Events this year will include:
- The release of thousands of lanterns in Ireland
- Volunteer workshops in Malaysia
- Several organized walks in America and Australia
- An Inuit Celebration of life ceremony, Parliament Hill, Canada
- An education seminar in Bangalore, India
According to WHO, approximately one million people commit suicide each year worldwide, that is about one death every 40 seconds or 3,000 per day. For each individual who takes his/her own life, at least 20 attempt to do so. Suicide has a global mortality rate of 16 per 100,000 people.

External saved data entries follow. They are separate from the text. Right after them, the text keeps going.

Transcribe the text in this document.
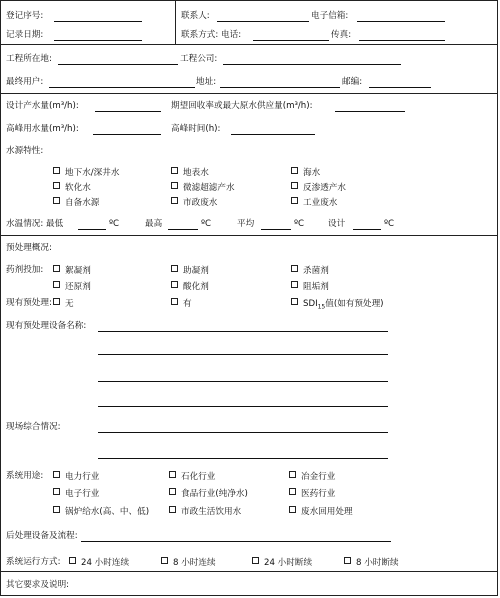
登记序号:
记录日期:
联系人:	电子信箱:
联系方式: 电话:	传真:
工程所在地:	工程公司:
最终用户:	地址:	邮编:
设计产水量(m³/h):	期望回收率或最大原水供应量(m³/h):
高峰用水量(m³/h):	高峰时间(h):
水源特性:
地下水/深井水	地表水	海水
软化水	微滤超滤产水	反渗透产水
自备水源	市政废水	工业废水
水温情况: 最低	ºC	最高	ºC	平均	ºC	设计	ºC
预处理概况:
药剂投加:	絮凝剂	助凝剂	杀菌剂
还原剂	酸化剂	阻垢剂
现有预处理:	无	有	$SDI_{15}$值(如有预处理)
现有预处理设备名称:
现场综合情况:
系统用途:	电力行业	石化行业	冶金行业
电子行业	食品行业(纯净水)	医药行业
锅炉给水(高、中、低)	市政生活饮用水	废水回用处理
后处理设备及流程:
系统运行方式:	24 小时连续	8 小时连续	24 小时断续	8 小时断续
其它要求及说明:
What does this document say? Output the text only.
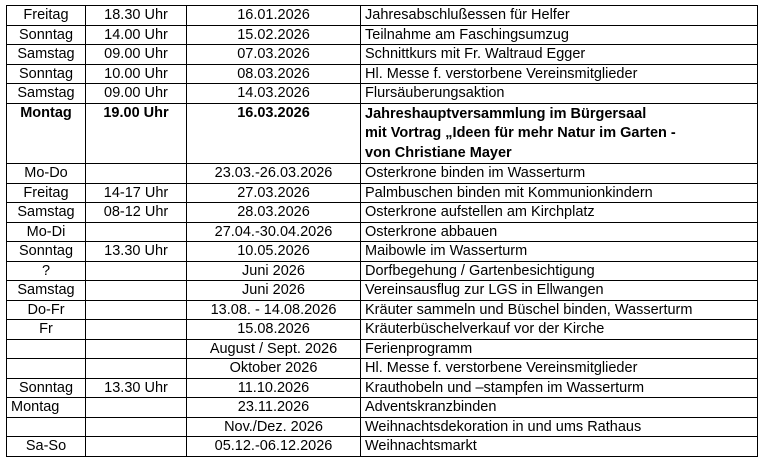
Freitag	18.30 Uhr	16.01.2026	Jahresabschlußessen für Helfer
Sonntag	14.00 Uhr	15.02.2026	Teilnahme am Faschingsumzug
Samstag	09.00 Uhr	07.03.2026	Schnittkurs mit Fr. Waltraud Egger
Sonntag	10.00 Uhr	08.03.2026	Hl. Messe f. verstorbene Vereinsmitglieder
Samstag	09.00 Uhr	14.03.2026	Flursäuberungsaktion
Montag	19.00 Uhr	16.03.2026	Jahreshauptversammlung im Bürgersaal
mit Vortrag „Ideen für mehr Natur im Garten -
von Christiane Mayer
Mo-Do		23.03.-26.03.2026	Osterkrone binden im Wasserturm
Freitag	14-17 Uhr	27.03.2026	Palmbuschen binden mit Kommunionkindern
Samstag	08-12 Uhr	28.03.2026	Osterkrone aufstellen am Kirchplatz
Mo-Di		27.04.-30.04.2026	Osterkrone abbauen
Sonntag	13.30 Uhr	10.05.2026	Maibowle im Wasserturm
?		Juni 2026	Dorfbegehung / Gartenbesichtigung
Samstag		Juni 2026	Vereinsausflug zur LGS in Ellwangen
Do-Fr		13.08. - 14.08.2026	Kräuter sammeln und Büschel binden, Wasserturm
Fr		15.08.2026	Kräuterbüschelverkauf vor der Kirche
		August / Sept. 2026	Ferienprogramm
		Oktober 2026	Hl. Messe f. verstorbene Vereinsmitglieder
Sonntag	13.30 Uhr	11.10.2026	Krauthobeln und –stampfen im Wasserturm
Montag		23.11.2026	Adventskranzbinden
		Nov./Dez. 2026	Weihnachtsdekoration in und ums Rathaus
Sa-So		05.12.-06.12.2026	Weihnachtsmarkt
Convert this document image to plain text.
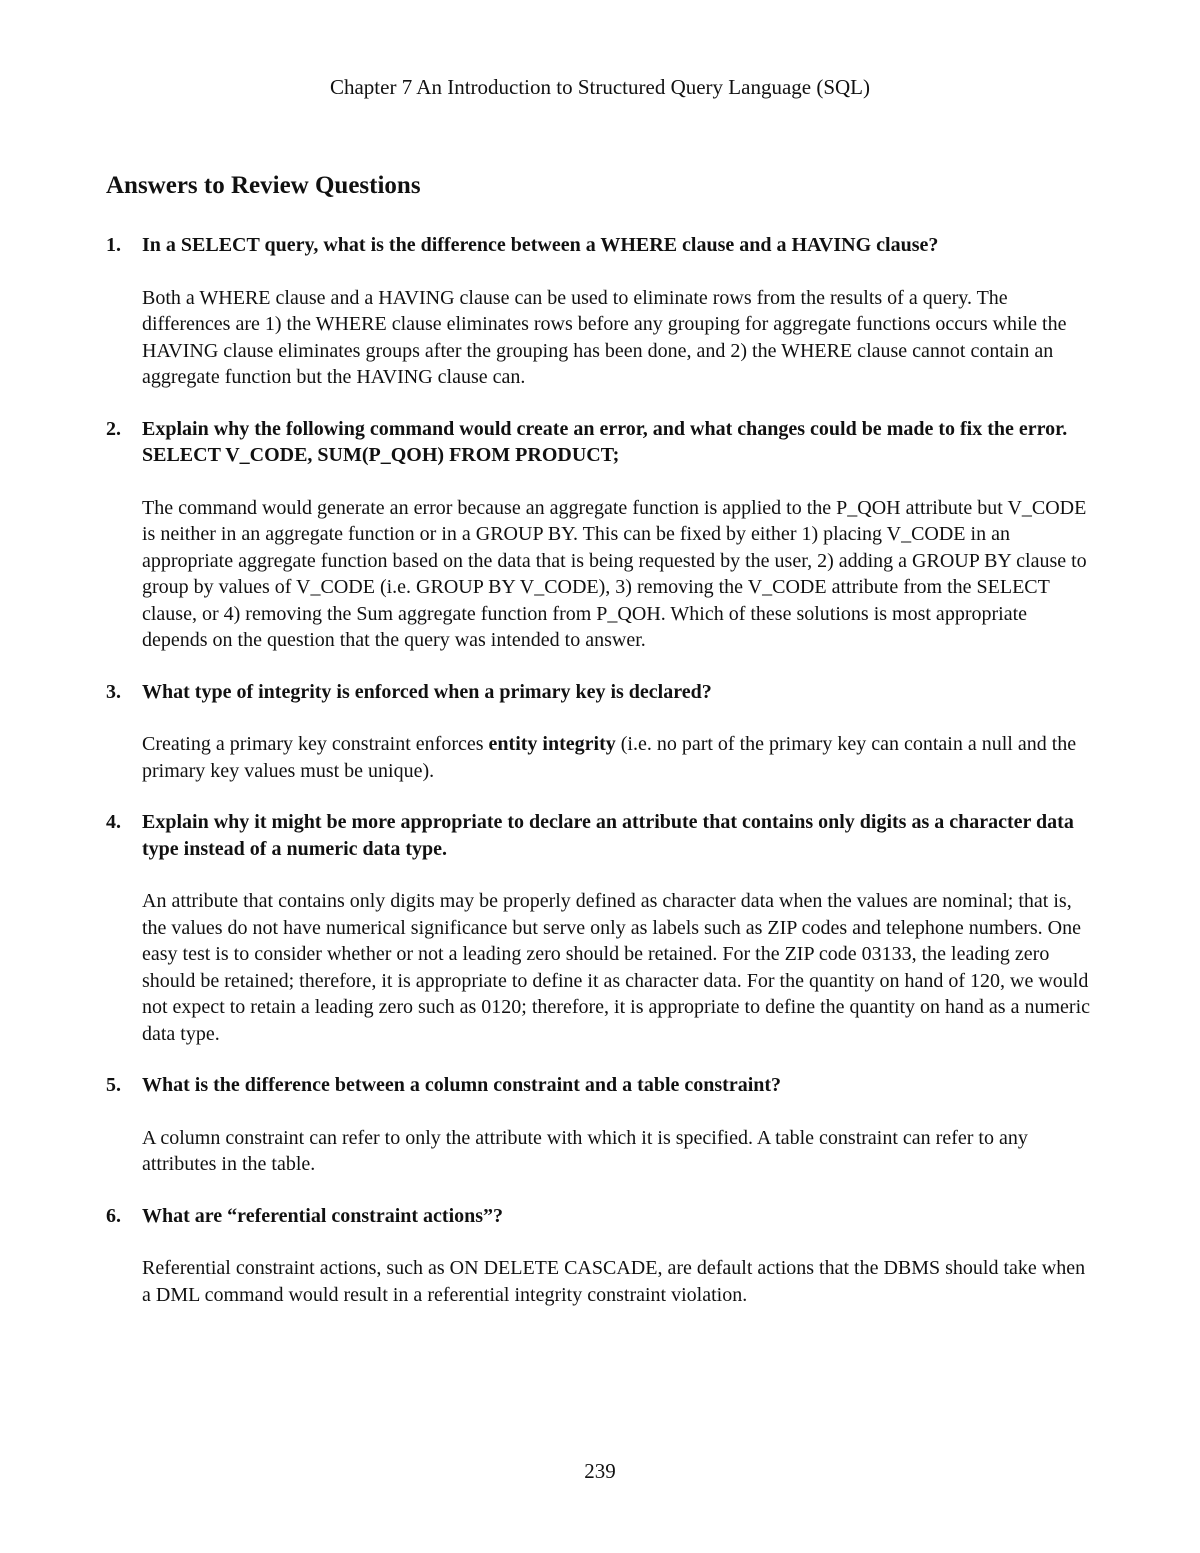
Chapter 7 An Introduction to Structured Query Language (SQL)
Answers to Review Questions
1.	In a SELECT query, what is the difference between a WHERE clause and a HAVING clause?

Both a WHERE clause and a HAVING clause can be used to eliminate rows from the results of a query. The differences are 1) the WHERE clause eliminates rows before any grouping for aggregate functions occurs while the HAVING clause eliminates groups after the grouping has been done, and 2) the WHERE clause cannot contain an aggregate function but the HAVING clause can.

2.	Explain why the following command would create an error, and what changes could be made to fix the error.
SELECT V_CODE, SUM(P_QOH) FROM PRODUCT;

The command would generate an error because an aggregate function is applied to the P_QOH attribute but V_CODE is neither in an aggregate function or in a GROUP BY. This can be fixed by either 1) placing V_CODE in an appropriate aggregate function based on the data that is being requested by the user, 2) adding a GROUP BY clause to group by values of V_CODE (i.e. GROUP BY V_CODE), 3) removing the V_CODE attribute from the SELECT clause, or 4) removing the Sum aggregate function from P_QOH. Which of these solutions is most appropriate depends on the question that the query was intended to answer.

3.	What type of integrity is enforced when a primary key is declared?

Creating a primary key constraint enforces entity integrity (i.e. no part of the primary key can contain a null and the primary key values must be unique).

4.	Explain why it might be more appropriate to declare an attribute that contains only digits as a character data type instead of a numeric data type.

An attribute that contains only digits may be properly defined as character data when the values are nominal; that is, the values do not have numerical significance but serve only as labels such as ZIP codes and telephone numbers. One easy test is to consider whether or not a leading zero should be retained. For the ZIP code 03133, the leading zero should be retained; therefore, it is appropriate to define it as character data. For the quantity on hand of 120, we would not expect to retain a leading zero such as 0120; therefore, it is appropriate to define the quantity on hand as a numeric data type.

5.	What is the difference between a column constraint and a table constraint?

A column constraint can refer to only the attribute with which it is specified. A table constraint can refer to any attributes in the table.

6.	What are “referential constraint actions”?

Referential constraint actions, such as ON DELETE CASCADE, are default actions that the DBMS should take when a DML command would result in a referential integrity constraint violation.

239
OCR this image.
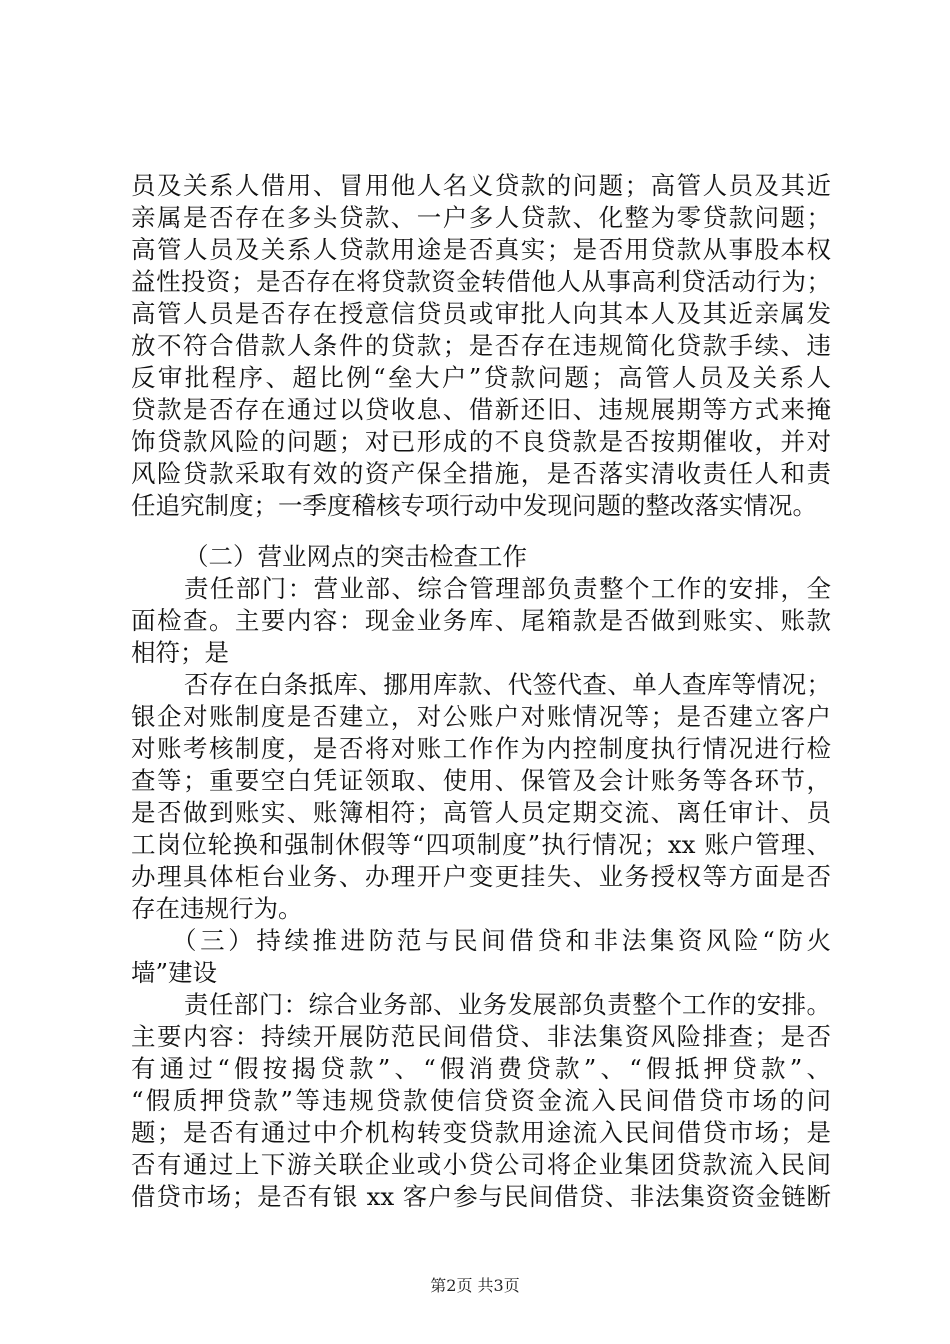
员及关系人借用、冒用他人名义贷款的问题；高管人员及其近
亲属是否存在多头贷款、一户多人贷款、化整为零贷款问题；
高管人员及关系人贷款用途是否真实；是否用贷款从事股本权
益性投资；是否存在将贷款资金转借他人从事高利贷活动行为；
高管人员是否存在授意信贷员或审批人向其本人及其近亲属发
放不符合借款人条件的贷款；是否存在违规简化贷款手续、违
反审批程序、超比例“垒大户”贷款问题；高管人员及关系人
贷款是否存在通过以贷收息、借新还旧、违规展期等方式来掩
饰贷款风险的问题；对已形成的不良贷款是否按期催收，并对
风险贷款采取有效的资产保全措施，是否落实清收责任人和责
任追究制度；一季度稽核专项行动中发现问题的整改落实情况。
（二）营业网点的突击检查工作
责任部门：营业部、综合管理部负责整个工作的安排，全
面检查。主要内容：现金业务库、尾箱款是否做到账实、账款
相符；是
否存在白条抵库、挪用库款、代签代查、单人查库等情况；
银企对账制度是否建立，对公账户对账情况等；是否建立客户
对账考核制度，是否将对账工作作为内控制度执行情况进行检
查等；重要空白凭证领取、使用、保管及会计账务等各环节，
是否做到账实、账簿相符；高管人员定期交流、离任审计、员
工岗位轮换和强制休假等“四项制度”执行情况；xx 账户管理、
办理具体柜台业务、办理开户变更挂失、业务授权等方面是否
存在违规行为。
（三）持续推进防范与民间借贷和非法集资风险“防火
墙”建设
责任部门：综合业务部、业务发展部负责整个工作的安排。
主要内容：持续开展防范民间借贷、非法集资风险排查；是否
有通过“假按揭贷款”、“假消费贷款”、“假抵押贷款”、
“假质押贷款”等违规贷款使信贷资金流入民间借贷市场的问
题；是否有通过中介机构转变贷款用途流入民间借贷市场；是
否有通过上下游关联企业或小贷公司将企业集团贷款流入民间
借贷市场；是否有银 xx 客户参与民间借贷、非法集资资金链断
第2页 共3页
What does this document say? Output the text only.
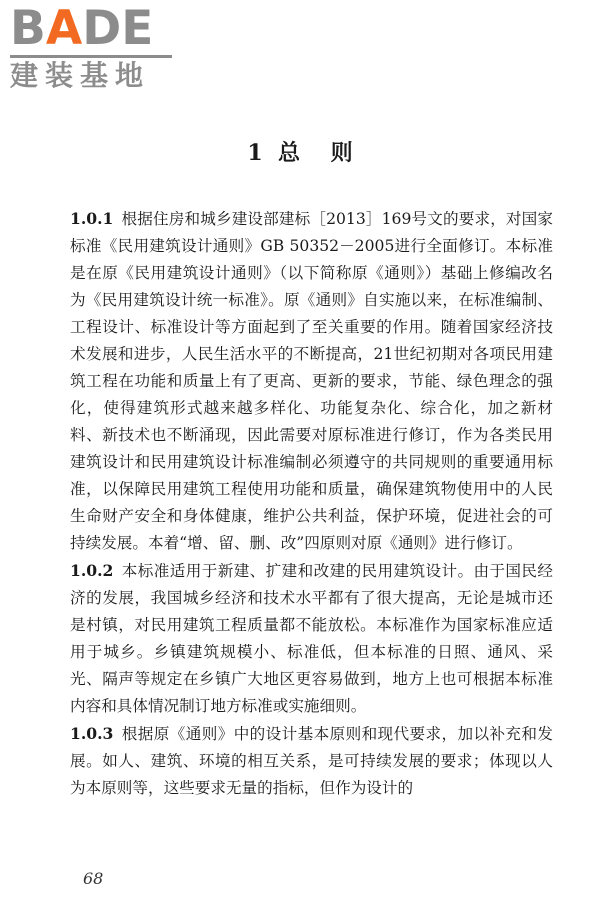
BADE
建装基地
1  总    则

1.0.1 根据住房和城乡建设部建标［2013］169号文的要求，对国家标准《民用建筑设计通则》GB 50352－2005进行全面修订。本标准是在原《民用建筑设计通则》（以下简称原《通则》）基础上修编改名为《民用建筑设计统一标准》。原《通则》自实施以来，在标准编制、工程设计、标准设计等方面起到了至关重要的作用。随着国家经济技术发展和进步，人民生活水平的不断提高，21世纪初期对各项民用建筑工程在功能和质量上有了更高、更新的要求，节能、绿色理念的强化，使得建筑形式越来越多样化、功能复杂化、综合化，加之新材料、新技术也不断涌现，因此需要对原标准进行修订，作为各类民用建筑设计和民用建筑设计标准编制必须遵守的共同规则的重要通用标准，以保障民用建筑工程使用功能和质量，确保建筑物使用中的人民生命财产安全和身体健康，维护公共利益，保护环境，促进社会的可持续发展。本着“增、留、删、改”四原则对原《通则》进行修订。

1.0.2 本标准适用于新建、扩建和改建的民用建筑设计。由于国民经济的发展，我国城乡经济和技术水平都有了很大提高，无论是城市还是村镇，对民用建筑工程质量都不能放松。本标准作为国家标准应适用于城乡。乡镇建筑规模小、标准低，但本标准的日照、通风、采光、隔声等规定在乡镇广大地区更容易做到，地方上也可根据本标准内容和具体情况制订地方标准或实施细则。

1.0.3 根据原《通则》中的设计基本原则和现代要求，加以补充和发展。如人、建筑、环境的相互关系，是可持续发展的要求；体现以人为本原则等，这些要求无量的指标，但作为设计的

68
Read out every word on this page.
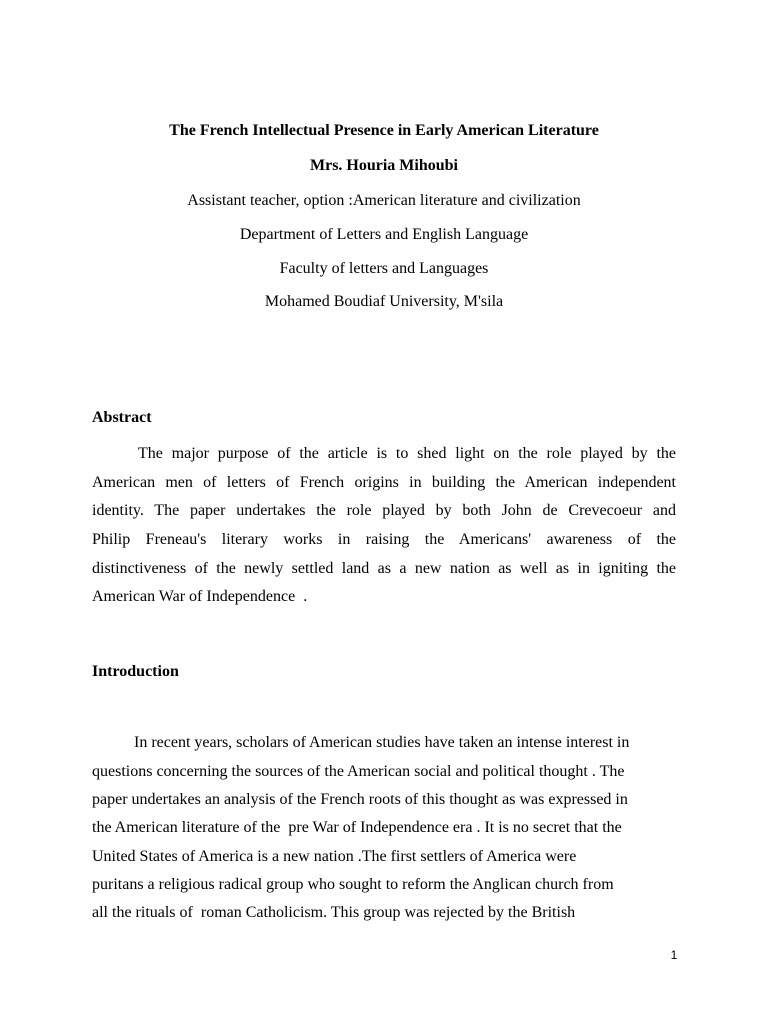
The French Intellectual Presence in Early American Literature
Mrs. Houria Mihoubi
Assistant teacher, option :American literature and civilization
Department of Letters and English Language
Faculty of letters and Languages
Mohamed Boudiaf University, M'sila
Abstract
The major purpose of the article is to shed light on the role played by the
American men of letters of French origins in building the American independent
identity. The paper undertakes the role played by both John de Crevecoeur and
Philip Freneau's literary works in raising the Americans' awareness of the
distinctiveness of the newly settled land as a new nation as well as in igniting the
American War of Independence  .
Introduction
In recent years, scholars of American studies have taken an intense interest in
questions concerning the sources of the American social and political thought . The
paper undertakes an analysis of the French roots of this thought as was expressed in
the American literature of the  pre War of Independence era . It is no secret that the
United States of America is a new nation .The first settlers of America were
puritans a religious radical group who sought to reform the Anglican church from
all the rituals of  roman Catholicism. This group was rejected by the British
1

Dr. Lanny Berman, President of IASP, said:
“On World Suicide Prevention Day, September 10, 2011, the theme ‘Preventing Suicide in Multicultural Societies’ will be embraced. As we develop and implement national and local suicide intervention strategies we need to be aware of cultural factors that can impact on suicidal behavior in diverse settings.
We have seen positive outcomes from our tailored approaches to suicide prevention. For example, the restriction of the sale of charcoal in supermarket chains in Hong Kong has resulted in a significant reduction in the number of suicides by poisoning from charcoal burning, and a concerted community response to suicide prevention at a district level shows a positive impact on rates of deliberate self-harm and suicide.” “
Dr. Berman said that suicide rates are considerably reduced when leaders make suicide prevention a top priority for their entire systems, as is the case in the US Air Force. When programs that concentrate on improving recognition and care of depression are implemented, the number of suicides and suicide attempts go down significantly.
Dr. Berman added:
“In Australia, stricter firearm legislation coincided with a significant reduction in the number of firearm suicides, and, in England, restricted access through altered packaging of over-the-counter- medicines resulted in a reduction in the number of deaths by intentional overdose.
These few examples demonstrate that if we take into account cultural elements, we can make great strides in the advancement of suicide prevention, understanding and practice.”
Activities have been held in over 40 nations throughout the world, IASP informs. World Suicide Prevention Day banners have been prepared in over 40 languages.
Suicide is the tenth leading cause of death globally. In the USA there are two suicides for every homicide. Worldwide, the suicide rate has gone up by 60% over the last five decades – mainly in industrialized nations.
60% of all suicides occur in Asia. China India and Japan account for about 40% of all suicides, according to WHO.
16.5% of suicides in the USA are alcohol-related. An alcoholic has between 5 and 20 times the risk of committing suicide compared to the rest of the population. Individuals who misuse drugs are 10 to 20 times more likely to take their own lives. Approximately 33% of suicides among those younger than 35 years of age have a primary diagnosis of alcohol or other substance misuse. Among adolescent suicides, alcohol or drug misuse are factors in up to 70% of cases.
In Western countries, men commit suicide more often than women, but women attempt suicide more frequently. Experts say this is probably because men are more willing to end their lives through effective violent means. In the majority of countries throughout the world, drug overdoses make up approximately two-thirds of suicides among females and one-third among males.